NCEMS will focus initially on emergent properties at the mesoscale, the scale that spans from molecules — such as enzymes, DNA and proteins — to organelles, such as mitochondria. The goal is to understand how changes at the mesoscale influence higher subcellular and cellular outcomes, such as the traits that make individuals unique and distinguishable from one another.
“Many of the grand challenges in biology, such has how living organisms function well in a dynamic environment or suffer dysfunction and disease, are rooted in the mesoscale," said Ed O’Brien, NCEMS director and Penn State professor of chemistry. “We have a unique opportunity to harness big data and gain a more complete, detailed view of the mosaic of molecular and cellular processes by bringing together diverse datasets and multidisciplinary teams of scientists from across the world.”
NCEMS will work to broaden participation in science, technology, engineering and mathematics, both to democratize access to research and provide training for careers rich in computational and data sciences. Initial partner institutions include Claflin University, Alcorn State University and Fayetteville State University—all minority serving institutions. An innovative, remote research experience program will support synthesis research by students nationwide.

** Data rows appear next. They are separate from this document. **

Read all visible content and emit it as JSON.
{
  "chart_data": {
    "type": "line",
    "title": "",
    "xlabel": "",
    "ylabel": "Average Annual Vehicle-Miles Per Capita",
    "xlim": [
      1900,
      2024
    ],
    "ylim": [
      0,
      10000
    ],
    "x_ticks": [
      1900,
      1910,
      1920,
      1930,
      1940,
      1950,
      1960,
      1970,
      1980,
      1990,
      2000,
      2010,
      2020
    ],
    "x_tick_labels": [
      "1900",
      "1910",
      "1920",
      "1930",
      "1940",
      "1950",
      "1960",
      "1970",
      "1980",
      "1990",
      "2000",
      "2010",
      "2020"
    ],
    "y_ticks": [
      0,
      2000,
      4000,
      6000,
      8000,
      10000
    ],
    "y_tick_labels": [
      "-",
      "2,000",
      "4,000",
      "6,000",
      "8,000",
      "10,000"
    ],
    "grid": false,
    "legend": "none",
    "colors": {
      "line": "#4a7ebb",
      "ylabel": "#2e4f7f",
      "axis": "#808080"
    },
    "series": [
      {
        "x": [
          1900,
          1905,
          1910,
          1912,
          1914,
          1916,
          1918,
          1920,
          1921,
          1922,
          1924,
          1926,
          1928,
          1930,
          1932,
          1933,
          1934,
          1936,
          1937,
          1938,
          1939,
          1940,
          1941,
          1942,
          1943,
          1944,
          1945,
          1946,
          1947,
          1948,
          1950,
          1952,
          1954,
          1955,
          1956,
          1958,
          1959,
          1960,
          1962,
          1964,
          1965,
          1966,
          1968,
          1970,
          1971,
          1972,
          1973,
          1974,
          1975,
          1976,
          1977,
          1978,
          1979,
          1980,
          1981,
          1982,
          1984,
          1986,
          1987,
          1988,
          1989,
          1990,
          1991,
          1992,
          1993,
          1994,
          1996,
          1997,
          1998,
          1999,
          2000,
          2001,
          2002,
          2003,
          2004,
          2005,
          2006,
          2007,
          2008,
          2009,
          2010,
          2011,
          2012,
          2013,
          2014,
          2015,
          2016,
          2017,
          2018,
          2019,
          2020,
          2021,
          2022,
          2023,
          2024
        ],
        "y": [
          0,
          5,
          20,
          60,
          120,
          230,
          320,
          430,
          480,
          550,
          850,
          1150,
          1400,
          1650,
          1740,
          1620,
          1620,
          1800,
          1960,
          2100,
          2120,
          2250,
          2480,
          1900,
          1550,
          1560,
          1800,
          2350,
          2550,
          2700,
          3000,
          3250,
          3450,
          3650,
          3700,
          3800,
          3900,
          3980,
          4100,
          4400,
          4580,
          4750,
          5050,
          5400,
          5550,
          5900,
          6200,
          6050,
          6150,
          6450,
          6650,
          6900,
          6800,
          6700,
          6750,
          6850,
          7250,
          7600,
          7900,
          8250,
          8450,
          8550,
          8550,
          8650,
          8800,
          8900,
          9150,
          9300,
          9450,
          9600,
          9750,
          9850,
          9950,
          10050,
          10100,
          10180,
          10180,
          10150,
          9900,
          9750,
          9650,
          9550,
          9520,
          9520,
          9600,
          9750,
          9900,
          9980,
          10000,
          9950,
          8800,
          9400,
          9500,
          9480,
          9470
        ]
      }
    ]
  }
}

"The amount of publicly available data at the molecular and cellular scale is extensive, with each individual resource being valuable. Bringing those data together with the tools to synthesize them ― as this center is planned to do ― will create a whole greater than the parts and will drive advances in biology, biomedicine, renewable energy and more," said NSF Deputy Assistant Director for Biological Sciences Simon Malcomber. "This is the first time we will bring this approach to the molecular and cellular sciences and bring NSF's long history of support for Synthesis Centers to bear on the field."
Supporting research worldwide
In addition to NCEMS, CyVerse provides cyberinfrastructure support for the NSF Directorate for Biological Sciences’ other recent $20 million Synthesis Center, the Environmental Data Science Innovation & Inclusion Lab.
Synthesis centers enable collaborative teams to explore large and complex data sets, perform innovative analysis and disseminate the outcomes of their findings, said Nirav Merchant, CyVerse lead investigator and director of UArizona’s Data Science Institute. In the current era of machine learning and artificial intelligence, NCEMS participants will require a data platform and cyberinfrastructure that can facilitate these data-driven explorations.
“The NCEMS collaboration will provide CyVerse with the opportunity to broaden its cyberinfrastructure capabilities,” Merchant said. “Being part of the two recent NSF Synthesis Centers affirms the collaborative role CyVerse and the University of Arizona play in providing key infrastructure that allows communities to effectively address complex questions.”
"The University of Arizona has a rich history in managing enormous amounts of data thanks to its leadership in astronomy, life sciences and other fields," said University of Arizona President Robert C. Robbins. "CyVerse has built on this record of excellence, and really advanced it for us to take on today's challenges. I am so pleased to see it as part of this important national collaboration."
With $117 million in NSF funding since its creation in 2008, CyVerse is the largest and longest running investment by NSF into cyberinfrastructure for the life sciences.
Led by UArizona in partnership with the Texas Advanced Computing Center and Cold Spring Harbor Laboratory in New York, CyVerse supports more than 137,000 researchers in 169 countries. The platform has appeared in more than 1,700 peer-reviewed publications, trained over 45,000 researchers and instructors and supports $255 million in additional research funding by NSF.